On Sunday, January 29, 2023, hirose shigeo(廣瀬 繁雄 □SWC○ACT) <
shigeo.hirose@toshiba.co.jp> wrote:

Has there been any discussion or development on controlling this system
catalog information on a per-user

I found this one:

/messages/by-id/20160107032927.GT3685@tamriel.snowman.net

David J.

#3Tom Lane
tgl@sss.pgh.pa.us
In reply to: David G. Johnston (#2)
Re: How to control pg_catalog results for each users?

"David G. Johnston" <david.g.johnston@gmail.com> writes:

On Sunday, January 29, 2023, hirose shigeo(廣瀬 繁雄 □SWC○ACT) <
shigeo.hirose@toshiba.co.jp> wrote:

Has there been any discussion or development on controlling this system
catalog information on a per-user

I found this one:
/messages/by-id/20160107032927.GT3685@tamriel.snowman.net

There have been a ton of discussions around this area over the years.
The short answer is that if you think you need to prevent people
from seeing the contents of the system catalogs, Postgres is not
the database for you.

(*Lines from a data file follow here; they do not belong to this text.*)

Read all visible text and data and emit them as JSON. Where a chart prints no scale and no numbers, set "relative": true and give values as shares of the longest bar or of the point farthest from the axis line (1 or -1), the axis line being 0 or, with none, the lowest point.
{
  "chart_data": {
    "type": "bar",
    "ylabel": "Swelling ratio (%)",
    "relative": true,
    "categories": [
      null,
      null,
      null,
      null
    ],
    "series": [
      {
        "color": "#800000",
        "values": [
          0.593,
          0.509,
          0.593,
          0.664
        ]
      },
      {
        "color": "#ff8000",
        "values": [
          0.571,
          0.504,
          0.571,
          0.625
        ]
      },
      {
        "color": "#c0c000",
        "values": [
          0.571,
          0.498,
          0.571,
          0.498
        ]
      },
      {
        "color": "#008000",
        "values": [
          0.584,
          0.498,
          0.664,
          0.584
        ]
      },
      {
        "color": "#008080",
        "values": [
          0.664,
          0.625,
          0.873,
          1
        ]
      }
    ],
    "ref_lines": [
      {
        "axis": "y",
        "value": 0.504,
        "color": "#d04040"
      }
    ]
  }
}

I don't really foresee that changing, because
it would break at least as many use-cases as it would enable. The
thread David referenced only talks about side-effects on pg_dump,
but there are many other applications that would be just as broken
if we restricted this.

regards, tom lane

#4Laurenz Albe
laurenz.albe@cybertec.at
In reply to: hirose shigeo(廣瀬 繁雄 □SWC○ACT) (#1)
Re: How to control pg_catalog results for each users?

On Mon, 2023-01-30 at 14:00 +0900, hirose shigeo(廣瀬 繁雄 □SWC○ACT) wrote:

all users can get the all of table name , table structure and other
information from pg_catalog, which is considered a security problem.

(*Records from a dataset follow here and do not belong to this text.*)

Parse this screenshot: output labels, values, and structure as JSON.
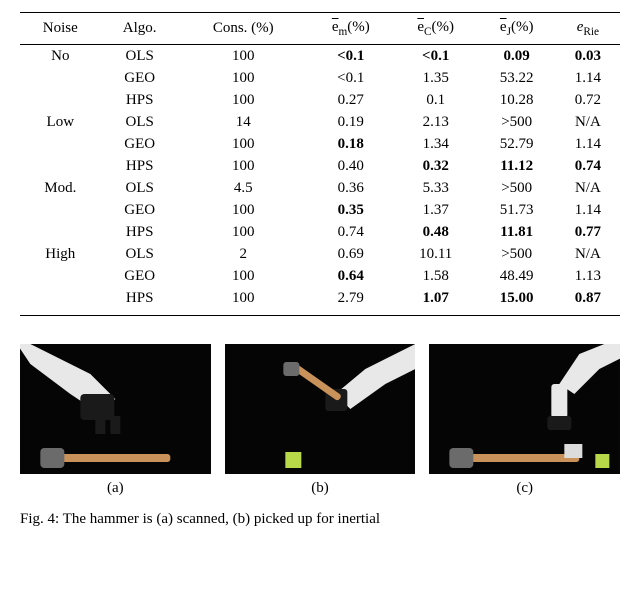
{
  "table": {
    "headers": {
      "noise": "Noise",
      "algo": "Algo.",
      "cons": "Cons. (%)",
      "em_bar": "e",
      "em_sub": "m",
      "em_tail": "(%)",
      "ec_bar": "e",
      "ec_sub": "C",
      "ec_tail": "(%)",
      "ej_bar": "e",
      "ej_sub": "J",
      "ej_tail": "(%)",
      "er_main": "e",
      "er_sub": "Rie"
    },
    "groups": [
      {
        "noise": "No",
        "rows": [
          {
            "algo": "OLS",
            "cons": "100",
            "em": "<0.1",
            "em_b": true,
            "ec": "<0.1",
            "ec_b": true,
            "ej": "0.09",
            "ej_b": true,
            "er": "0.03",
            "er_b": true
          },
          {
            "algo": "GEO",
            "cons": "100",
            "em": "<0.1",
            "em_b": false,
            "ec": "1.35",
            "ec_b": false,
            "ej": "53.22",
            "ej_b": false,
            "er": "1.14",
            "er_b": false
          },
          {
            "algo": "HPS",
            "cons": "100",
            "em": "0.27",
            "em_b": false,
            "ec": "0.1",
            "ec_b": false,
            "ej": "10.28",
            "ej_b": false,
            "er": "0.72",
            "er_b": false
          }
        ]
      },
      {
        "noise": "Low",
        "rows": [
          {
            "algo": "OLS",
            "cons": "14",
            "em": "0.19",
            "em_b": false,
            "ec": "2.13",
            "ec_b": false,
            "ej": ">500",
            "ej_b": false,
            "er": "N/A",
            "er_b": false
          },
          {
            "algo": "GEO",
            "cons": "100",
            "em": "0.18",
            "em_b": true,
            "ec": "1.34",
            "ec_b": false,
            "ej": "52.79",
            "ej_b": false,
            "er": "1.14",
            "er_b": false
          },
          {
            "algo": "HPS",
            "cons": "100",
            "em": "0.40",
            "em_b": false,
            "ec": "0.32",
            "ec_b": true,
            "ej": "11.12",
            "ej_b": true,
            "er": "0.74",
            "er_b": true
          }
        ]
      },
      {
        "noise": "Mod.",
        "rows": [
          {
            "algo": "OLS",
            "cons": "4.5",
            "em": "0.36",
            "em_b": false,
            "ec": "5.33",
            "ec_b": false,
            "ej": ">500",
            "ej_b": false,
            "er": "N/A",
            "er_b": false
          },
          {
            "algo": "GEO",
            "cons": "100",
            "em": "0.35",
            "em_b": true,
            "ec": "1.37",
            "ec_b": false,
            "ej": "51.73",
            "ej_b": false,
            "er": "1.14",
            "er_b": false
          },
          {
            "algo": "HPS",
            "cons": "100",
            "em": "0.74",
            "em_b": false,
            "ec": "0.48",
            "ec_b": true,
            "ej": "11.81",
            "ej_b": true,
            "er": "0.77",
            "er_b": true
          }
        ]
      },
      {
        "noise": "High",
        "rows": [
          {
            "algo": "OLS",
            "cons": "2",
            "em": "0.69",
            "em_b": false,
            "ec": "10.11",
            "ec_b": false,
            "ej": ">500",
            "ej_b": false,
            "er": "N/A",
            "er_b": false
          },
          {
            "algo": "GEO",
            "cons": "100",
            "em": "0.64",
            "em_b": true,
            "ec": "1.58",
            "ec_b": false,
            "ej": "48.49",
            "ej_b": false,
            "er": "1.13",
            "er_b": false
          },
          {
            "algo": "HPS",
            "cons": "100",
            "em": "2.79",
            "em_b": false,
            "ec": "1.07",
            "ec_b": true,
            "ej": "15.00",
            "ej_b": true,
            "er": "0.87",
            "er_b": true
          }
        ]
      }
    ]
  },
  "panels": {
    "a": {
      "label": "(a)"
    },
    "b": {
      "label": "(b)"
    },
    "c": {
      "label": "(c)"
    }
  },
  "figcap": {
    "pre": "Fig. 4: The hammer is (a) scanned, (b) picked up for inertial"
  },
  "colors": {
    "bg": "#ffffff",
    "rule": "#000000",
    "panel_bg": "#0a0a0a",
    "robot": "#e8e8e8",
    "robot_dark": "#1a1a1a",
    "wood": "#c8925a",
    "hammer_head": "#6b6b6b",
    "cube": "#b8d84a"
  }
}
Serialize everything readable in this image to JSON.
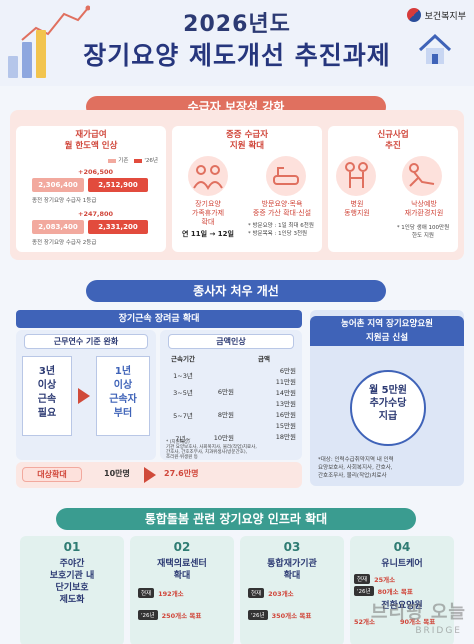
{
  "header": {
    "ministry": "보건복지부",
    "year_line": "2026년도",
    "title": "장기요양 제도개선 추진과제"
  },
  "section1": {
    "banner": "수급자 보장성 강화",
    "card1": {
      "title": "재가급여\n월 한도액 인상",
      "legend_old": "기존",
      "legend_new": "'26년",
      "grade1": {
        "increase": "+206,500",
        "old": "2,306,400",
        "new": "2,512,900",
        "caption": "종전 장기요양 수급자 1등급"
      },
      "grade2": {
        "increase": "+247,800",
        "old": "2,083,400",
        "new": "2,331,200",
        "caption": "종전 장기요양 수급자 2등급"
      }
    },
    "card2": {
      "title": "중증 수급자\n지원 확대",
      "item1_caption": "장기요양\n가족휴가제\n확대",
      "item1_period": "연 11일 → 12일",
      "item2_caption": "방문요양·목욕\n중증 가산 확대·신설",
      "notes": "* 방문요양 : 1일 최대 6천원\n* 방문목욕 : 1인당 3천원"
    },
    "card3": {
      "title": "신규사업\n추진",
      "item1_caption": "병원\n동행지원",
      "item2_caption": "낙상예방\n재가환경지원",
      "note": "* 1인당 생애 100만원\n한도 지원"
    }
  },
  "section2": {
    "banner": "종사자 처우 개선",
    "allowance_title": "장기근속 장려금 확대",
    "left_sub": "근무연수 기준 완화",
    "old_req": "3년\n이상\n근속\n필요",
    "new_req": "1년\n이상\n근속자\n부터",
    "target_label": "대상확대",
    "target_old": "10만명",
    "target_new": "27.6만명",
    "right_sub": "금액인상",
    "period_header": "근속기간",
    "amount_header": "금액",
    "periods": [
      "1~3년",
      "3~5년",
      "5~7년",
      "7년~"
    ],
    "old_amounts": [
      "",
      "6만원",
      "8만원",
      "10만원"
    ],
    "new_amounts": [
      "6만원",
      "11만원",
      "14만원",
      "13만원",
      "16만원",
      "15만원",
      "18만원"
    ],
    "footnote": "* (지원대상)\n 기관 요양보호사, 사회복지사, 물리(작업)치료사,\n 간호사, 간호조무사, 치과위생사(방문간호),\n 조리원·위생원 등",
    "rural_title": "농어촌 지역 장기요양요원\n지원금 신설",
    "rural_amount": "월 5만원\n추가수당\n지급",
    "rural_note": "*대상: 인력수급취약지역 내 인력\n 요양보호사, 사회복지사, 간호사,\n 간호조무사, 물리(작업)치료사"
  },
  "section3": {
    "banner": "통합돌봄 관련 장기요양 인프라 확대",
    "items": [
      {
        "num": "01",
        "label": "주야간\n보호기관 내\n단기보호\n제도화"
      },
      {
        "num": "02",
        "label": "재택의료센터\n확대",
        "now_tag": "현재",
        "now_val": "192개소",
        "target_tag": "'26년",
        "target_val": "250개소 목표"
      },
      {
        "num": "03",
        "label": "통합재가기관\n확대",
        "now_tag": "현재",
        "now_val": "203개소",
        "target_tag": "'26년",
        "target_val": "350개소 목표"
      },
      {
        "num": "04",
        "label": "유니트케어",
        "now_tag": "현재",
        "now_val": "25개소",
        "target_tag": "'26년",
        "target_val": "80개소 목표",
        "sub2": "전환요양원",
        "now2_val": "52개소",
        "target2_val": "90개소 목표"
      }
    ]
  },
  "watermark": {
    "ko": "브리핑 오늘",
    "en": "BRIDGE"
  }
}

The belief that restricting that will improve security goes by the name
of "security by obscurity", which is usually not considered robust.

Yours,
Laurenz Albe

#5Ron
ronljohnsonjr@gmail.com
In reply to: Laurenz Albe (#4)
Re: How to control pg_catalog results for each users?

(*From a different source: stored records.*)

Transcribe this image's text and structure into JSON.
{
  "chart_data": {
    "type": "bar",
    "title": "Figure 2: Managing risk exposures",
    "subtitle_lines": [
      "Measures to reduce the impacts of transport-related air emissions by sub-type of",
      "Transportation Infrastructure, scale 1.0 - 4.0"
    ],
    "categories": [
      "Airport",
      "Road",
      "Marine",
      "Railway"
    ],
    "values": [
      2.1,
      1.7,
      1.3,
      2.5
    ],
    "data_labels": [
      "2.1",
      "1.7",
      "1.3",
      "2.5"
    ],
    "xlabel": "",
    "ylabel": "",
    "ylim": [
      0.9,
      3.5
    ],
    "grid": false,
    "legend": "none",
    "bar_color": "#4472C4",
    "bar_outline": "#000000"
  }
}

On 1/30/23 02:41, Laurenz Albe wrote:

On Mon, 2023-01-30 at 14:00 +0900, hirose shigeo(廣瀬 繁雄 □SWC○ACT) wrote:

all users can get the all of table name , table structure and other
information from pg_catalog, which is considered a security problem.

The belief that restricting that will improve security goes by the name
of "security by obscurity", which is usually not considered robust.

Your description sounds a whole lot like PostgreSQL's row level security.

--
Born in Arizona, moved to Babylonia.

In reply to: Tom Lane (#3)
Re: How to control pg_catalog results for each users?

There have been a ton of discussions around this area over the years.
The short answer is that if you think you need to prevent people
from seeing the contents of the system catalogs, Postgres is not
the database for you. I don't really foresee that changing, because
it would break at least as many use-cases as it would enable. The
thread David referenced only talks about side-effects on pg_dump,
but there are many other applications that would be just as broken
if we restricted this.

Thank you for information.
I understood community's concern and policy.